On top of all those things I also always have something else in the back of my mind: the signs. Does she smile at people? Does she make eye contact? Does she respond to her name? Does she form attachments to hard objects over soft? Does she enjoy touch and find comfort in physical contact? Does she engage in “conversations”? Does she have aversions to certain textures? I know these signs. I have seen these signs. I work with these signs. I have lived with these signs. These are some of the many early signs of the A word. Autism.

I have written before about whether or not I was afraid of having a child with Autism when I was pregnant. It is not about being afraid to me. It is about being ready. It is about knowing. And you know what? It is about being afraid. Not for me so much, but for her. Would I love her less? Never. Would I love her differently? Not even. To me she would be the exact same kid before as she is after the words came out of the doctor’s mouth. It is the world that will change. It is the world that will see her and love her differently and that’s what scares me.

Every time she starts something new she will be the Autistic kid. When she starts school she will have that little red flag beside her name. Forms that ask if my child has a diagnosis or behavioural concern will have something written on it and that will automatically make people see her differently. That scares me.

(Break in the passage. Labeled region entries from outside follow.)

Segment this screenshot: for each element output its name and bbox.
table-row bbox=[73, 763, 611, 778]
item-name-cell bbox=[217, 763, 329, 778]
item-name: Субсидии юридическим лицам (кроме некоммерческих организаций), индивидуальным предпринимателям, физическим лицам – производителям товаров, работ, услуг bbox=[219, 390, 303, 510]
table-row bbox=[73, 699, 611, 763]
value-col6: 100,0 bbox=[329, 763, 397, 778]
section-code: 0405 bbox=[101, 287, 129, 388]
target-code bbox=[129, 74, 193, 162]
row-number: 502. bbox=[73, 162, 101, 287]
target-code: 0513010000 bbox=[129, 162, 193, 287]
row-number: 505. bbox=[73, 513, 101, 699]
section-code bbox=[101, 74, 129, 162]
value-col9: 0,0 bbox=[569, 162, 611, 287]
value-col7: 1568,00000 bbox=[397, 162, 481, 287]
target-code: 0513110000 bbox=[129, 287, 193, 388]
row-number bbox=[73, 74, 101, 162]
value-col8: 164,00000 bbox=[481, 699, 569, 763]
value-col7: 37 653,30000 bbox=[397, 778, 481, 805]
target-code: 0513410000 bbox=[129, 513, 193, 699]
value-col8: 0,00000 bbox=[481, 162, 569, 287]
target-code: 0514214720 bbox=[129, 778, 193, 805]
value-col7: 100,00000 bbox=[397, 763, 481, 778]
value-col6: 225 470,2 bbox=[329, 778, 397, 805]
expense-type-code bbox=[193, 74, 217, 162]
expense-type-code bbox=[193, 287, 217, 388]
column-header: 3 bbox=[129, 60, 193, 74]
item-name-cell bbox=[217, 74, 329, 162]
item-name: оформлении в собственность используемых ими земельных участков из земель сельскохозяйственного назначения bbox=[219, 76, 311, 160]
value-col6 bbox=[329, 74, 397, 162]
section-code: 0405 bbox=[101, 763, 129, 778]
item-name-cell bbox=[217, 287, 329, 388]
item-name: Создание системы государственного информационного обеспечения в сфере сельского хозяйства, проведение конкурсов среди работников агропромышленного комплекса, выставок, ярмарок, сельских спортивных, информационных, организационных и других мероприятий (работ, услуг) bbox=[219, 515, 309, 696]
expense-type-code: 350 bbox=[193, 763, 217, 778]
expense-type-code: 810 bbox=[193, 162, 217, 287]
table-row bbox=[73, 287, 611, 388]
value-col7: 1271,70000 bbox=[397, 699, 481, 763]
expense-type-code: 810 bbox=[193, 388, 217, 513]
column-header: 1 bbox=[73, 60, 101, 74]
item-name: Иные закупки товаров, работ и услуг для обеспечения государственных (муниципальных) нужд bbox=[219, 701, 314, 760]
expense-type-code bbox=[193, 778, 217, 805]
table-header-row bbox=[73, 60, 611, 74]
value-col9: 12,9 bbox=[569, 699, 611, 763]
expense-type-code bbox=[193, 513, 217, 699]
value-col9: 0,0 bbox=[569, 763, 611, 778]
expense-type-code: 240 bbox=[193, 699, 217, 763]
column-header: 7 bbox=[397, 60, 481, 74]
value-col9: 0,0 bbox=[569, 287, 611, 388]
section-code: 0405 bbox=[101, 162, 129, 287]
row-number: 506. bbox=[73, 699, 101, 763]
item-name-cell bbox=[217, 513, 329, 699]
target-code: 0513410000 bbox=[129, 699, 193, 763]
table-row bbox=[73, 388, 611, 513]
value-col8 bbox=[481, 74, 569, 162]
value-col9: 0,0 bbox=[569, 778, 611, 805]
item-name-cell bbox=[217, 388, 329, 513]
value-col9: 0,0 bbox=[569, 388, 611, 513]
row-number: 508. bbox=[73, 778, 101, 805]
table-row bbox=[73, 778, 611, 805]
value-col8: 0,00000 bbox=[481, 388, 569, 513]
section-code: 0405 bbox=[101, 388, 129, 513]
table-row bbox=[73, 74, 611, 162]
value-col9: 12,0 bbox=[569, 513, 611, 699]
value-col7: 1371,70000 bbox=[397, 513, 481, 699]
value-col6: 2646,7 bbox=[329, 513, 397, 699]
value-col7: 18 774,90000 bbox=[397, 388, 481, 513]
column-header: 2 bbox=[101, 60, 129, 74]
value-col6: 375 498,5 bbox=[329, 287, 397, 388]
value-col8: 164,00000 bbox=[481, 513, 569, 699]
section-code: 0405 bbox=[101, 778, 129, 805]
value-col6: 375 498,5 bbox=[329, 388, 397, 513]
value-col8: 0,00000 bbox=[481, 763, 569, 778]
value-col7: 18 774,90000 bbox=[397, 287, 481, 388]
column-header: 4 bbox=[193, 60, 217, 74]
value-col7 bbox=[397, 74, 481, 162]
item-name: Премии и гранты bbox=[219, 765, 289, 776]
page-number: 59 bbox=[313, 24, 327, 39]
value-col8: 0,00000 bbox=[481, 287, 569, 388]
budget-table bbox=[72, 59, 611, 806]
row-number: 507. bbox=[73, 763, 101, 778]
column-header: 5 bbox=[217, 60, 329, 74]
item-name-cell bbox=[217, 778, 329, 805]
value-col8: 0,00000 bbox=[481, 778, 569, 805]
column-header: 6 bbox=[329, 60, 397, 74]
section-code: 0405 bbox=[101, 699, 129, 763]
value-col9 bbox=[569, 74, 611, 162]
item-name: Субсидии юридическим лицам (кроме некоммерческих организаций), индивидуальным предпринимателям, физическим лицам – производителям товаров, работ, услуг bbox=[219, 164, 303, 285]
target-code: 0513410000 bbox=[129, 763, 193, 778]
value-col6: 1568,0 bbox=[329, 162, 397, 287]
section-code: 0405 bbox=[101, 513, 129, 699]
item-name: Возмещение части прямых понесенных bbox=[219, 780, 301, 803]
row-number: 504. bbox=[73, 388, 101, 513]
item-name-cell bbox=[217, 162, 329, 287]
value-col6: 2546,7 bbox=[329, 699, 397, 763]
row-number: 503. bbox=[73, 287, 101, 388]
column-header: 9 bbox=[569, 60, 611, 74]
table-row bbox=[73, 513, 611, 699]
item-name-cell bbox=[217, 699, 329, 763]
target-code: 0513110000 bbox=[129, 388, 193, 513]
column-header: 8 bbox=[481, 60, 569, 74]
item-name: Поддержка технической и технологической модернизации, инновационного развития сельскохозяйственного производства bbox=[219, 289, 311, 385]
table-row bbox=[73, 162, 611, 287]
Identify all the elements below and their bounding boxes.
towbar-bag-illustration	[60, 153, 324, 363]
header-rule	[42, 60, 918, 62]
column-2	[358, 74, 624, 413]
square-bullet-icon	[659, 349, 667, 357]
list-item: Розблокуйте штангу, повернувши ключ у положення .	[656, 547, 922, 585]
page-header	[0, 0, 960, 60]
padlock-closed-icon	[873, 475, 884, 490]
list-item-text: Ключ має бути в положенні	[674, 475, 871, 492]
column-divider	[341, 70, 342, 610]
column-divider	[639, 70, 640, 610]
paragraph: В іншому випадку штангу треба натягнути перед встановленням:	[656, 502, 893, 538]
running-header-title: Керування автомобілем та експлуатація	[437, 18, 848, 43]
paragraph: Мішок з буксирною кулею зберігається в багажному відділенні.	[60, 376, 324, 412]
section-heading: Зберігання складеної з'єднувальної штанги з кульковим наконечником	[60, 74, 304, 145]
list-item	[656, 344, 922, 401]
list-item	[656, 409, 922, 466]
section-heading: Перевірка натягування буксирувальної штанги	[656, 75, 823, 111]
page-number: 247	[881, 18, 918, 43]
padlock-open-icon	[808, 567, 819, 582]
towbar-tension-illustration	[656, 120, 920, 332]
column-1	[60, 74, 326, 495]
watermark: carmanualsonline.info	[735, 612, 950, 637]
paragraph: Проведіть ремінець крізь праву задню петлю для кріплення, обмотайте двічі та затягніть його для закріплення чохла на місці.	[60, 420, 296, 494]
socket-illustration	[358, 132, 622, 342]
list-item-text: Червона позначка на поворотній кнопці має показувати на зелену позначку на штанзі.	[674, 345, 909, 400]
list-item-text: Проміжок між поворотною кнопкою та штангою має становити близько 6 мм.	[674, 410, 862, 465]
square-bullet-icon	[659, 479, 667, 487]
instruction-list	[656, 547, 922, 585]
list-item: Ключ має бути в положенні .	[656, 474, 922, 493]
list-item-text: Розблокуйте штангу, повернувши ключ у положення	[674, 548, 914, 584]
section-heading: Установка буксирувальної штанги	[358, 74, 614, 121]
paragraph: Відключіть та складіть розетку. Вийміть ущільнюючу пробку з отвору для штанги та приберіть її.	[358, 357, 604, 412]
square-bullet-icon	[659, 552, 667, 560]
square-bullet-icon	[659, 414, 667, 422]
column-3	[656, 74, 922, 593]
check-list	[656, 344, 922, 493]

I know exactly what I would do if I got the diagnosis. Who the first people would be that would get my call. I know what strategies I would want to try. I know all of that. It’s what I do for a living. It’s what I grew up with. But I don’t know how to be an Autism mom. I know how to be a therapist. I know how to be a sibling. I know how to teach people about what Autism is according to the DSM. But I don’t know how to be an Autism mom. I don’t know how to deal with people seeing my kid as different or as a potential problem before they even know her. I don’t know how to help her to feel better when she is feeling left out because people think she is different from them. I don’t know how to deal with the empathetic looks from people when they hear that my kid is not “typical”. I barely know how to be a mom as it is, how am I supposed to know how to be a mom on a whole other level.

So I look for the signs. Partly because it is what I have been wired to do through my job and partly because I have a relationship with Autism that a lot of people don’t get to have. I look for the signs in people and kids all the time. The kid having a meltdown at the store, the kid playing by himself in the sand at the park. I try not to but I do. Not out of any sort of mean intention but more than anything out of curiosity. It is hard for me to know whether when I am doing it with my own kid if its the same thing or not. She hoards toys, talks a mile a minute and has a thing for always wearing at least one (but usually multiple) hats and/or necklaces and man does she likes tv way too much for her young age. Are those signs that she is a goofy kid or is someone going to tell me that it means something more?

So while I have enough things to think about on a daily basis I add one more, because why not? I guess in the end we stick with what we know. She could have any of the other million diagnoses out there and I wouldn’t have any idea. But this one, for better or for worse, I know the signs so I keep looking for them.